Para Comin, a frequência da sua clientela se manteve, mas é receoso quanto ao cenário que ainda está por vir. “O que tem acontecido muito é uma adaptação do cardápio, mudança nos cortes consumidos. Para você ver, tem carne nacional que está praticamente o mesmo preço de uma carne importada”, compara. Ainda segundo ele, a qualidade de grande parte dos estabelecimentos de Bento Gonçalves trabalha com carnes de alta qualidade e muitos não repassaram os aumentos de forma integral.

De opção para vilão
O frango, uma das principais fontes de proteína na mesa dos brasileiros, também está mais caro no Rio Grande do Sul. No acumulado de 12 meses fechados em maio, o frango em pedaços registrou crescimento de 16,85% no Índice Nacional de Preços ao Consumidor Amplo (IPCA), do IBGE. O produto é geralmente uma das primeiras alternativas escolhidas pelos consumidores na tentativa de driblar altas nos preços dos cortes de carne bovina.

Mesma realidade nos mercados
Para o presidente da Associação Gaúcha de Supermercados (Agas), Antônio Cesa Longo, o consumidor está procurando alterar suas opções migrando para outros alimentos. “O consumidor migra seu consumo conforme o poder de compra. Há uma migração clara para proteínas mais baratas. Este cenário não se dá somente nas proteínas animais”, explica. “O cliente que adquiria um iogurte e teve o poder de compra reduzido foi para uma bebida láctea, ou trocou seu café da manhã. O cliente que comprava um corte bovino e teve dificuldades, migrou para o frango, e assim em todas as categorias”, aponta Longo.

O presidente também falou sobre a expectativa do setor supermercadista para a alta dos preços. “O cenário agora é de estabilidade, até pelo momento de estagnação do dólar. Não deverão ocorrer altas substanciais nos próximos dias”, indica Longo.

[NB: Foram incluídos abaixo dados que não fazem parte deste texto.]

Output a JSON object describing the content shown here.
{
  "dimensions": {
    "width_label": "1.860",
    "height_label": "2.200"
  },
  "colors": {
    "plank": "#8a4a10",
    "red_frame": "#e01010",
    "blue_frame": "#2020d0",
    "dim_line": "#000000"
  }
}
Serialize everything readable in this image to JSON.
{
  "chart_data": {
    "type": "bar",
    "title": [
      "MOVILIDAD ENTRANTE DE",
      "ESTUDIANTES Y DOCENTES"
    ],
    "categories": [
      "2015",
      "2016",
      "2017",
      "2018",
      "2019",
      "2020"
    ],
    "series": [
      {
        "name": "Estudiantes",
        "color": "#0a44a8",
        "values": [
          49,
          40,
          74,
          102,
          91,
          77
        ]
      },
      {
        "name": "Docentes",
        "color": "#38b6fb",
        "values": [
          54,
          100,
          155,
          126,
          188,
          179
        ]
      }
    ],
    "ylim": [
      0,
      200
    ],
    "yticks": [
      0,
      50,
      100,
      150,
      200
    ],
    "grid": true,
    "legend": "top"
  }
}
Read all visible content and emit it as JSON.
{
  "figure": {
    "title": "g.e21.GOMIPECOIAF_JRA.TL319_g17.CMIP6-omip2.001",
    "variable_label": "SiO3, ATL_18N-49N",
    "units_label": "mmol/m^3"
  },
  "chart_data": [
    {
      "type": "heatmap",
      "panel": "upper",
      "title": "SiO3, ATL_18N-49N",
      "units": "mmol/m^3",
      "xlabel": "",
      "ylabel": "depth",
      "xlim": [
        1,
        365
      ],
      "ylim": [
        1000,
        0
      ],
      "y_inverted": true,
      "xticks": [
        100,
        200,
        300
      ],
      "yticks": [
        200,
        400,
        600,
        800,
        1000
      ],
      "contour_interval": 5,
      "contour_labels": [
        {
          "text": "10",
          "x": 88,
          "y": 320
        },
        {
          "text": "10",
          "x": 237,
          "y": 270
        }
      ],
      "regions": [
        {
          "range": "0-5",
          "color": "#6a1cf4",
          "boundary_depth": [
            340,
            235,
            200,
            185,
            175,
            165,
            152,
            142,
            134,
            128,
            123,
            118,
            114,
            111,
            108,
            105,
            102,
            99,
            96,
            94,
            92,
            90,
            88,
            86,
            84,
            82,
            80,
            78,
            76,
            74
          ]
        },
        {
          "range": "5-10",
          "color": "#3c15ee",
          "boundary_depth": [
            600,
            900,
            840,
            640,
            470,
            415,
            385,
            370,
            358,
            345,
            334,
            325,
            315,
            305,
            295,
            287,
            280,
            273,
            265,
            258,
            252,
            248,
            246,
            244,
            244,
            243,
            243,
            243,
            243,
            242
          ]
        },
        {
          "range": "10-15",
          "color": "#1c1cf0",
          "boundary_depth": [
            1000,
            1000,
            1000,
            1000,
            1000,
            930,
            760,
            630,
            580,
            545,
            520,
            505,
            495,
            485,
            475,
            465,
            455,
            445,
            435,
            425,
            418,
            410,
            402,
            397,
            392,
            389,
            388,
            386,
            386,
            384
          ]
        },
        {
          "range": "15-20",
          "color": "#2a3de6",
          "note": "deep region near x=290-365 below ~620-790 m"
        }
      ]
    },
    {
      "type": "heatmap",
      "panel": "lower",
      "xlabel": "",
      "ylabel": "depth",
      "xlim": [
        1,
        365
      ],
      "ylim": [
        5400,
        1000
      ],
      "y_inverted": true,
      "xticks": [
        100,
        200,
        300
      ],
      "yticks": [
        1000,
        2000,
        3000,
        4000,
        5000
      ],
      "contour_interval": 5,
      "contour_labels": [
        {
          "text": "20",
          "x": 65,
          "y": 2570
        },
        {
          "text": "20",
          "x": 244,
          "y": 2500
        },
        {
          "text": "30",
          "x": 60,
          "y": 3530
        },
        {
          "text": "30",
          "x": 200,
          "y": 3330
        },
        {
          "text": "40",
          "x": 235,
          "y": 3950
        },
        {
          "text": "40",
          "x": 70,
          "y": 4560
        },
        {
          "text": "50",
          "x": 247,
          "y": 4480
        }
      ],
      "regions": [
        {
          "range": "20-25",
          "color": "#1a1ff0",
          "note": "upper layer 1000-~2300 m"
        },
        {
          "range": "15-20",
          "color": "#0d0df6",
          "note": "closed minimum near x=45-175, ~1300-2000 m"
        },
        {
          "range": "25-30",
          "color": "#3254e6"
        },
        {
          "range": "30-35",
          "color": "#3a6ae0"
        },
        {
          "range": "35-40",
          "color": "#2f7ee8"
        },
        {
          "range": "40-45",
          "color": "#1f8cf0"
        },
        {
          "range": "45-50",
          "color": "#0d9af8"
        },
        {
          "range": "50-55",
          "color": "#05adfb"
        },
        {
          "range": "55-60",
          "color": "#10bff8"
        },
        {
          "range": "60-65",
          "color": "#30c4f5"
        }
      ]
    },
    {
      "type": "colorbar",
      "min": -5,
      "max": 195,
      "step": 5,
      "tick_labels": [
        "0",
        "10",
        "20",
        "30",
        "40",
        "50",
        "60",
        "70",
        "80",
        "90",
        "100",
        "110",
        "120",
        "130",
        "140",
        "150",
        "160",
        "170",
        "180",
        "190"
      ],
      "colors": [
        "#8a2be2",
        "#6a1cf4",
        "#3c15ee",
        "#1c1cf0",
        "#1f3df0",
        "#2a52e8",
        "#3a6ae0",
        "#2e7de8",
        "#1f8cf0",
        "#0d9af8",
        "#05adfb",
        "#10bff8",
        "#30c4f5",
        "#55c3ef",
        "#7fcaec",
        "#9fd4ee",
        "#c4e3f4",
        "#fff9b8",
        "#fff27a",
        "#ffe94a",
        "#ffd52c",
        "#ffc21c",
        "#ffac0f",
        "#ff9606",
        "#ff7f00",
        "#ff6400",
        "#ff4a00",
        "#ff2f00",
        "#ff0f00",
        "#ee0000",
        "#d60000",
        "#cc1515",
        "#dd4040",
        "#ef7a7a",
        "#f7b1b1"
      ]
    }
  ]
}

O que influencia no preço?
Entre os motivos para essa disparada nos preços da carne bovina, segundo o IBGE, está o dólar alto – atualmente negociado na casa de R$ 5,30 – e o aumento nas exportações, o que diminui a oferta de carnes no país. A indústria alega custos maiores com alimentação animal. A Associação Brasileira de Proteína Animal (ABPA) pediu novas desonerações tributárias ao governo e a implementação de medidas que viabilizem importações de insumos com custos mais baixos.

De acordo com a entidade, o milho e a soja, insumos básicos que compõem 70% dos custos de produção, subiram mais de 100% e 60%, respectivamente, em relação ao mesmo período do ano passado. No caso do milho, há um agravante, com a quebra de safra pela seca no Brasil impulsionando as cotações

A demanda do mercado externo também é uma das causas da alta. O Rio Grande do Sul exportou 24% a mais nos primeiros meses de 2021 do que o mesmo período do ano passado. Outro fator que tem forte influência sobre os preços no país, é a suspensão, por 30 dias, da exportação de carnes na Argentina. A medida foi comunicada pelo Governo argentino no final de maio na tentativa de reduzir os preços e conter a inflação no país vizinho.

Sem expectativa de redução
Precisamos considerar alguns fatores importantes para que os preços da carne bovina e proteínas animais, em geral, tenham queda: ainda não houve tempo hábil de retenção de fêmeas para aumentar a oferta de animais.

Sazonalmente os embarques de carne ganham força no segundo semestre, projetando ainda um dólar médio acima de R$ 5,00 e considerando que o Brasil deverá se recuperar de maneira mais lenta do que prevíamos e que o varejo foi um dos setores que menos repassou a alta do boi gordo aos consumidores (ou o que mais perdeu margem, é seguro afirmar que o preço da picanha ainda vai deixar o churrasco do fim de semana muito salgado.